CAU/RJ e INT alinham parceria para inovação e sustentabilidade na arquitetura
O presidente do CAU/RJ, Sydnei Menezes, realizou uma visita técnica ao Instituto Nacional de Tecnologia (INT) para abrir caminho para uma cooperação institucional focada em tecnologia e inovação aplicadas à arquitetura e ao urbanismo. O encontro serviu para prospectar o desenvolvimento de trabalhos conjuntos, simpósios e seminários. Durante a visita, foram apresentadas soluções de ponta desenvolvidas pelos laboratórios do INT, incluindo tijolos e revestimentos sustentáveis feitos a partir de resíduos, pesquisas sobre corrosão de patrimônios históricos, estudos de ergonomia e projetos de tecnologia assistiva voltados para acessibilidade.
TECNOLOGIA
Avanço da IA consolida a "industrialização" da visualização arquitetônica

O mercado global de arquitetura e design vive uma transformação acelerada, evidenciada pela marca de 500 mil renders mensais gerados em plataformas de inteligência artificial, como a Redraw. Segundo levantamento da MarketsandMarkets (atualizado em 2026), o uso de ferramentas generativas e automação no setor de construção (AEC) redefiniu a concorrência: a produção visual em larga escala virou exigência de mercado. Esse avanço otimiza tempo e custo, permitindo testar dezenas de variações de um projeto em poucas horas. Como resultado, o fluxo de trabalho muda — o arquiteto migra da operação para a direção criativa e curadoria, enquanto o cliente valida ideias em tempo quase real, reduzindo drasticamente o retrabalho.
INDÚSTRIA
Mudança no consumo chinês surge como nova aliada contra o desmatamento na Amazônia

A Associação da Indústria de Carnes de Tianjin, que responde por cerca de 40% das importações chinesas de carne bovina do Brasil, comprometeu-se a adquirir 50 mil toneladas de carne brasileira certificada e livre de desmatamento até o fim do ano. O volume representa 4,5% das exportações previstas ao país e desafia o mito de que o mercado chinês prioriza apenas o preço baixo. Esse movimento sinaliza que a maior importadora global de commodities está disposta a pagar mais por cadeias sustentáveis, alinhando-se a iniciativas recentes do governo chinês, como as leis contra madeira ilegal e os compromissos de desmatamento zero da estatal COFCO. Segundo especialistas, a carne bovina é o setor mais propenso a essas ações por não ser tão vital à segurança alimentar local quanto a soja.
DESIGN
Design capixaba ganha destaque em premiações e eventos na Itália
O talento do Espírito Santo conquistou espaço no cenário global de mobiliário.

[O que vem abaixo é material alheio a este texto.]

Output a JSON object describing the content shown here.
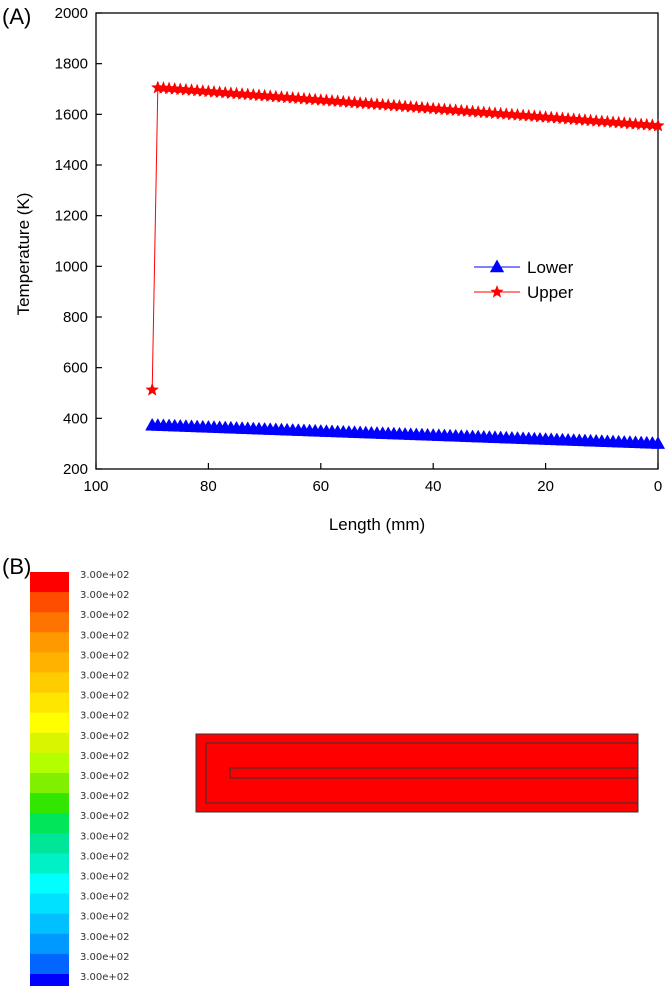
{
  "panel_a_label": "(A)",
  "panel_b_label": "(B)",
  "chart_data": {
    "type": "line",
    "title": "",
    "xlabel": "Length (mm)",
    "ylabel": "Temperature (K)",
    "xlim": [
      100,
      0
    ],
    "ylim": [
      200,
      2000
    ],
    "x_reversed": true,
    "xticks": [
      100,
      80,
      60,
      40,
      20,
      0
    ],
    "yticks": [
      200,
      400,
      600,
      800,
      1000,
      1200,
      1400,
      1600,
      1800,
      2000
    ],
    "legend_position": "right-middle",
    "series": [
      {
        "name": "Lower",
        "color": "#0000ff",
        "marker": "triangle",
        "points": {
          "x_start": 90,
          "x_end": 0,
          "count": 91,
          "y_start": 372,
          "y_end": 300
        }
      },
      {
        "name": "Upper",
        "color": "#ff0000",
        "marker": "star",
        "first_point": {
          "x": 90,
          "y": 512
        },
        "points": {
          "x_start": 89,
          "x_end": 0,
          "count": 90,
          "y_start": 1705,
          "y_end": 1555
        }
      }
    ]
  },
  "colorbar": {
    "colors": [
      "#ff0000",
      "#ff4d00",
      "#ff7300",
      "#ff9900",
      "#ffb300",
      "#ffcc00",
      "#ffe600",
      "#ffff00",
      "#d9f500",
      "#b3ff00",
      "#80f000",
      "#33e600",
      "#00e659",
      "#00e699",
      "#00f0c8",
      "#00ffff",
      "#00e0ff",
      "#00c0ff",
      "#0099ff",
      "#0066ff",
      "#0000ff"
    ],
    "labels": [
      "3.00e+02",
      "3.00e+02",
      "3.00e+02",
      "3.00e+02",
      "3.00e+02",
      "3.00e+02",
      "3.00e+02",
      "3.00e+02",
      "3.00e+02",
      "3.00e+02",
      "3.00e+02",
      "3.00e+02",
      "3.00e+02",
      "3.00e+02",
      "3.00e+02",
      "3.00e+02",
      "3.00e+02",
      "3.00e+02",
      "3.00e+02",
      "3.00e+02",
      "3.00e+02"
    ]
  },
  "contour_domain_color": "#ff0000"
}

A arquiteta e designer Simone Villéla recebeu o prêmio Silver no prestigiado A’ Design Award & Competition, na Itália, com a poltrona "Nimbus". Lançada em janeiro após um ano de desenvolvimento, a peça une o conforto orgânico inspirado nas nuvens à robustez da madeira estrutural. Paralelamente, a arquiteta Bruna Rody levou o design sustentável capixaba ao Salone del Mobile.Milano 2026 com a "Mesa Dinda" — premiada nacionalmente pela ABIMÓVEL, ApexBrasil e Sebrae. Desenvolvida com plástico reciclado e vidro reaproveitado, a mesa reforça a relevância do design autoral brasileiro frente às tendências europeias de marcenaria e sustentabilidade observadas na feira.